Crouching low to the ground, he made his way back out the tunnel. Still the hands reached for him; still the sigh echoed around him, dissonance stabbing at his ears. His torch was out now, extinguished by the mud as he dragged it along the floor.
Finally, he saw a light in the distance and hastened his pace. As he reached the stairs, the the arms grew larger and longer. Their grasps became more violent. They knew that this was their final chance, the last time they might be able to pull him away from the trail of evil he had discovered. But their efforts were for not, and he crawled out of the tunnel on his hands an knees unscathed.
He fell and rolled onto his back. Wet, muddy, and disheveled, he called himself down and eventually regained his composure. It was a quiet night. The low din of Parisian traffic hummed in the distance. Clouds covered up the few stars that lit their way through the halo of lights that radiated from the city. After composing himself, he pulled his phone out of his pocket so he could analyze the pictures he’d taken.
The painting was divided into two halves. On the left, there was a dark red forest. Thousands of beady yellow eyes peeked through between the leaves.
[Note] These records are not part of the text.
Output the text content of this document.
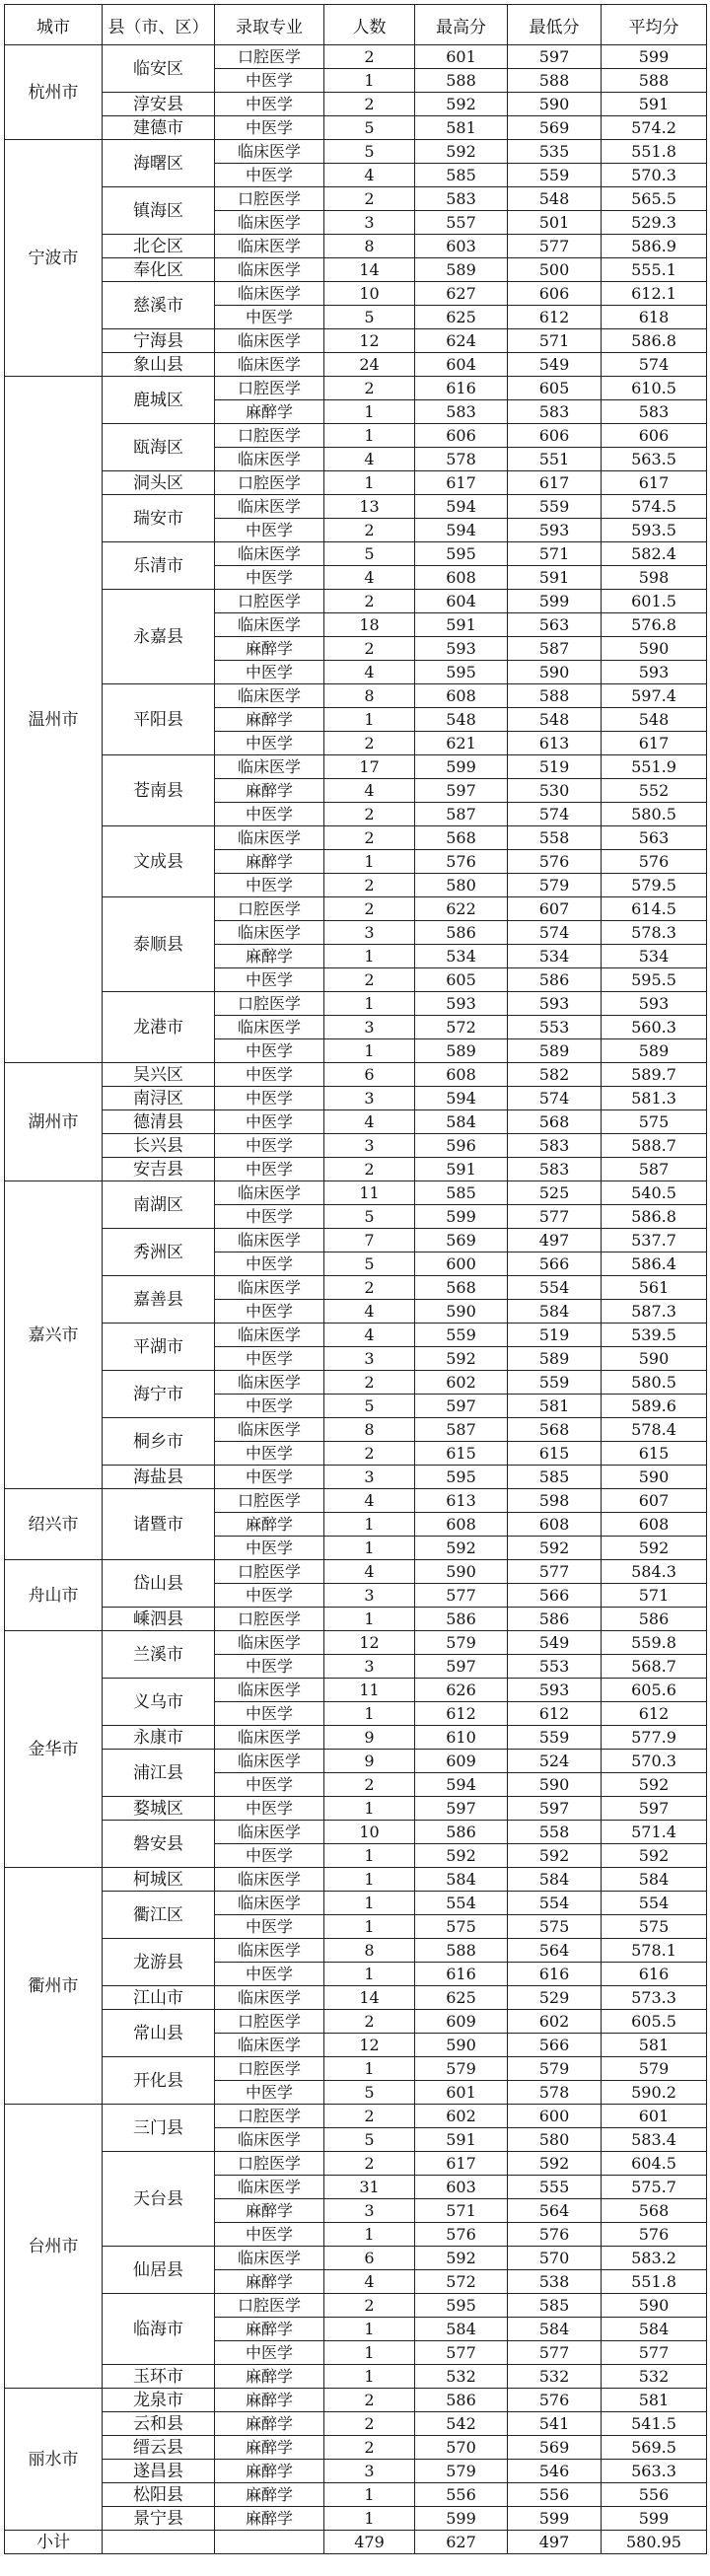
城市	县（市、区）	录取专业	人数	最高分	最低分	平均分
杭州市	临安区	口腔医学	2	601	597	599
		中医学	1	588	588	588
	淳安县	中医学	2	592	590	591
	建德市	中医学	5	581	569	574.2
宁波市	海曙区	临床医学	5	592	535	551.8
		中医学	4	585	559	570.3
	镇海区	口腔医学	2	583	548	565.5
		临床医学	3	557	501	529.3
	北仑区	临床医学	8	603	577	586.9
	奉化区	临床医学	14	589	500	555.1
	慈溪市	临床医学	10	627	606	612.1
		中医学	5	625	612	618
	宁海县	临床医学	12	624	571	586.8
	象山县	临床医学	24	604	549	574
温州市	鹿城区	口腔医学	2	616	605	610.5
		麻醉学	1	583	583	583
	瓯海区	口腔医学	1	606	606	606
		临床医学	4	578	551	563.5
	洞头区	口腔医学	1	617	617	617
	瑞安市	临床医学	13	594	559	574.5
		中医学	2	594	593	593.5
	乐清市	临床医学	5	595	571	582.4
		中医学	4	608	591	598
	永嘉县	口腔医学	2	604	599	601.5
		临床医学	18	591	563	576.8
		麻醉学	2	593	587	590
		中医学	4	595	590	593
	平阳县	临床医学	8	608	588	597.4
		麻醉学	1	548	548	548
		中医学	2	621	613	617
	苍南县	临床医学	17	599	519	551.9
		麻醉学	4	597	530	552
		中医学	2	587	574	580.5
	文成县	临床医学	2	568	558	563
		麻醉学	1	576	576	576
		中医学	2	580	579	579.5
	泰顺县	口腔医学	2	622	607	614.5
		临床医学	3	586	574	578.3
		麻醉学	1	534	534	534
		中医学	2	605	586	595.5
	龙港市	口腔医学	1	593	593	593
		临床医学	3	572	553	560.3
		中医学	1	589	589	589
湖州市	吴兴区	中医学	6	608	582	589.7
	南浔区	中医学	3	594	574	581.3
	德清县	中医学	4	584	568	575
	长兴县	中医学	3	596	583	588.7
	安吉县	中医学	2	591	583	587
嘉兴市	南湖区	临床医学	11	585	525	540.5
		中医学	5	599	577	586.8
	秀洲区	临床医学	7	569	497	537.7
		中医学	5	600	566	586.4
	嘉善县	临床医学	2	568	554	561
		中医学	4	590	584	587.3
	平湖市	临床医学	4	559	519	539.5
		中医学	3	592	589	590
	海宁市	临床医学	2	602	559	580.5
		中医学	5	597	581	589.6
	桐乡市	临床医学	8	587	568	578.4
		中医学	2	615	615	615
	海盐县	中医学	3	595	585	590
绍兴市	诸暨市	口腔医学	4	613	598	607
		麻醉学	1	608	608	608
		中医学	1	592	592	592
舟山市	岱山县	口腔医学	4	590	577	584.3
		中医学	3	577	566	571
	嵊泗县	口腔医学	1	586	586	586
金华市	兰溪市	临床医学	12	579	549	559.8
		中医学	3	597	553	568.7
	义乌市	临床医学	11	626	593	605.6
		中医学	1	612	612	612
	永康市	临床医学	9	610	559	577.9
	浦江县	临床医学	9	609	524	570.3
		中医学	2	594	590	592
	婺城区	中医学	1	597	597	597
	磐安县	临床医学	10	586	558	571.4
		中医学	1	592	592	592
衢州市	柯城区	临床医学	1	584	584	584
	衢江区	临床医学	1	554	554	554
		中医学	1	575	575	575
	龙游县	临床医学	8	588	564	578.1
		中医学	1	616	616	616
	江山市	临床医学	14	625	529	573.3
	常山县	口腔医学	2	609	602	605.5
		临床医学	12	590	566	581
	开化县	口腔医学	1	579	579	579
		中医学	5	601	578	590.2
台州市	三门县	口腔医学	2	602	600	601
		临床医学	5	591	580	583.4
	天台县	口腔医学	2	617	592	604.5
		临床医学	31	603	555	575.7
		麻醉学	3	571	564	568
		中医学	1	576	576	576
	仙居县	临床医学	6	592	570	583.2
		麻醉学	4	572	538	551.8
	临海市	口腔医学	2	595	585	590
		麻醉学	1	584	584	584
		中医学	1	577	577	577
	玉环市	麻醉学	1	532	532	532
丽水市	龙泉市	麻醉学	2	586	576	581
	云和县	麻醉学	2	542	541	541.5
	缙云县	麻醉学	2	570	569	569.5
	遂昌县	麻醉学	3	579	546	563.3
	松阳县	麻醉学	1	556	556	556
	景宁县	麻醉学	1	599	599	599
小计			479	627	497	580.95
The ground was clearly wet, muddy, and footprints led through the forest into the other half of the painting – a house. The only thing he could see was a silhouette of a woman sitting in the doorway. Her long, black hair lay in front of her face.
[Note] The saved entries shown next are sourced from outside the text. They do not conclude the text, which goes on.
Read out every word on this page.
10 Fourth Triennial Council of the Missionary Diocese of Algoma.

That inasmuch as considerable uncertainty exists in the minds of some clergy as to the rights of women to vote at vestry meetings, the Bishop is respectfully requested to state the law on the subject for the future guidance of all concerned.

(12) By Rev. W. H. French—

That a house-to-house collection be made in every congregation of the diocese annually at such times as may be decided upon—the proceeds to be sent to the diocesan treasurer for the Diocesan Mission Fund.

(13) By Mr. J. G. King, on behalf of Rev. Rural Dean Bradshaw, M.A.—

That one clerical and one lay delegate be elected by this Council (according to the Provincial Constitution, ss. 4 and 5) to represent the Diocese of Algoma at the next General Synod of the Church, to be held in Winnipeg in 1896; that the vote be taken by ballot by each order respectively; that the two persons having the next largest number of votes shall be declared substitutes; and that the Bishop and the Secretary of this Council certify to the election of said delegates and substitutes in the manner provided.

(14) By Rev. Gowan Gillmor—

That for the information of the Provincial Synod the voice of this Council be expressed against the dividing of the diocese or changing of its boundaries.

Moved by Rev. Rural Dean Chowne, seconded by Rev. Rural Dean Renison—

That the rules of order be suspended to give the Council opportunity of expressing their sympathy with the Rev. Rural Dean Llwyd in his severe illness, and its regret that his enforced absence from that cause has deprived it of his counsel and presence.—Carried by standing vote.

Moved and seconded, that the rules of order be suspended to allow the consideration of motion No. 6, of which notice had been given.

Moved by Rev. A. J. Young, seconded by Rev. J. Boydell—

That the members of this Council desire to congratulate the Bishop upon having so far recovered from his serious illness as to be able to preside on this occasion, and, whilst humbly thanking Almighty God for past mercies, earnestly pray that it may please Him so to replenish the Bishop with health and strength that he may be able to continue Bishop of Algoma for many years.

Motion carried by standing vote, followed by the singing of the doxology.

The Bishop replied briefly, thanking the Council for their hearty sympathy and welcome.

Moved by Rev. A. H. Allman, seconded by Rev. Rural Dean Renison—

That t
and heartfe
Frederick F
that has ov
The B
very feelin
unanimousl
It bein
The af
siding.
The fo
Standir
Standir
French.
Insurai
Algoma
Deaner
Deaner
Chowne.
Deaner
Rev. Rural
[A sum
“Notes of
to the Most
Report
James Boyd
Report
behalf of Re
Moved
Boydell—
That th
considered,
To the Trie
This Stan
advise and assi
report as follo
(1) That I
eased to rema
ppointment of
Although the woman was unrecognizable, he felt…something…for her. He pinched the screen to zoom into the image. As he extended his fingers, the woman disappeared into the darkness, slamming the door behind her. Shocked, he let go and dropped his phone. She immediately returned to her original position in the doorway, but this time, the hair was removed from her face. She was staring at him, glaring with those cold, white, lifeless eyes, smiling. Blood dripped slowly from her mouth. He picked the phone up again and it began to zoom in on its own, but this time, she did not move. It’s almost as though she wanted him to see. Her face came more and more into focus with each passing second. And that’s when he noticed.
“Oh my god…”
It was her. He’d been searching for her for over a year without so much as a single clue to her whereabouts. But now he knew. He had to find the house. That had to be where they were keeping her.
“It has to be,” he assured himself. He pushed himself up off the ground and turned back toward his hotel, never once looking back at the catacombs that had almost taken his life.